The Gaidar Institute and the RANEPA Prepared Joint Comments on Draft Federal Budget in 2016.

The Gaidar Institute and the RANEPA prepared joint comments on the draft federal law on the 2016 Federal Budget submitted to the State Duma on 23 October 2015.


In 2016, further reduction of the total volume of federal budget revenues to 17.5% of GDP from 18% of GDP in 2015 which is much below the level of budget administration in 2014 (20.3% of GDP) is planned. It is to be noted that a decrease in the revenues takes place due to reduction of oil and gas revenues in a situation of falling global prices on oil.
At the same time, non-oil and gas revenues are quite stable. The total volume of expenditures which is to grow somewhat on the basis of the results of 2015 to 21% of GDP from 20.8% in 2014 will, on the contrary, slightly fall to 20.5% of GDP in 2016. In 2016 the budget deficit will remain at the level of 2015, that is, 3% of GDP; nearly all the deficit volume (about 2.7% of GDP) is expected to be covered by means of the Reserve Fund.
Generally, the draft federal budget presented by the Ministry of Finance and submitted by the Government to the State Duma is fairly justified in terms of general parameters.
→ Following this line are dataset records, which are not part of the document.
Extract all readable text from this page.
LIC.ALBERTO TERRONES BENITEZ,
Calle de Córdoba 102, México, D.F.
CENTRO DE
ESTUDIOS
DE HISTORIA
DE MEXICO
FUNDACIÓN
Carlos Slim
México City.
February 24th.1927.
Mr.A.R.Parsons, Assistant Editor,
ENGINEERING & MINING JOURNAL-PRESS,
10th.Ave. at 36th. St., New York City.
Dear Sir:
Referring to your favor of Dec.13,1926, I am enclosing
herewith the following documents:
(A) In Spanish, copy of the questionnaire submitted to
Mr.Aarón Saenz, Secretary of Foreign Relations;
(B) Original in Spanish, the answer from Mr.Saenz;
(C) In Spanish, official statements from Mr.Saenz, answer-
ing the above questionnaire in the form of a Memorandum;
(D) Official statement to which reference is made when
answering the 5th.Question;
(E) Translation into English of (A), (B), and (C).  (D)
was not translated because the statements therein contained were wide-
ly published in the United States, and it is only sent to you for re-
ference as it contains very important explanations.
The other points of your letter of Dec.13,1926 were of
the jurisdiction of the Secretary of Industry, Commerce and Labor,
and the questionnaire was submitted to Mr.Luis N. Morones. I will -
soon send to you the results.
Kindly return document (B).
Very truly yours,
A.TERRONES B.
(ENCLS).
With lack of responsible and quite conservative fiscal policy, the draft budget could be much worse and become the source of serious budget risks and, eventually, macroeconomic risks, too. However, the draft law has some disadvantages as regards individual measures related both to revenues and expenditures.
As regards tax measures, a more justified approach would consist in a switchover to accelerated implementation of a “tax maneuver” in the oil industry (for example, a transfer of the severance tax rates initially planned for 2017 to 2016), rather than its partial “freezing” (under the draft law the export duty rate on oil will remain at the level of 2015). Also, growth in a tax burden on the oil industry due to the severance tax ensures influx of additional revenues to the budget without putting on a halt the recovery of the Russian oil refining industry (that is an economic objective of the “maneuver”) and even speeds it up a great deal.
As regards expenditures, some negative changes in the planned dynamics can be identified both in the aggregate program structure and by functional classification. It is to be noted that in terms of correlation of “productive” and “nonproductive” expenditures the planned reduction of expenditures in nominal terms on education and healthcare causes concern (which justifies a decrease in expenditures on the New Quality of Life aggregate program line) with insignificant growth – though below the forecasted rate of inflation – in expenditures on national security, national defense and federal issues.
Also, it is noteworthy that the Government has at its disposal broader and unutilized set of instruments for funding the budget deficit by means of commercial loans in a situation of a relatively small volume of the state debt (by the end of 2015 it is planned to amount to 15.6% of GDP). In such conditions, they may spend less resources from the Reserve Fund (taking into account uncertain prospects of improvement both of the macroeconomic situation and the global prices on energy commodities) and borrow more in rubles on the domestic market (attraction of foreign loans in the current foreign economic situation may be complicated).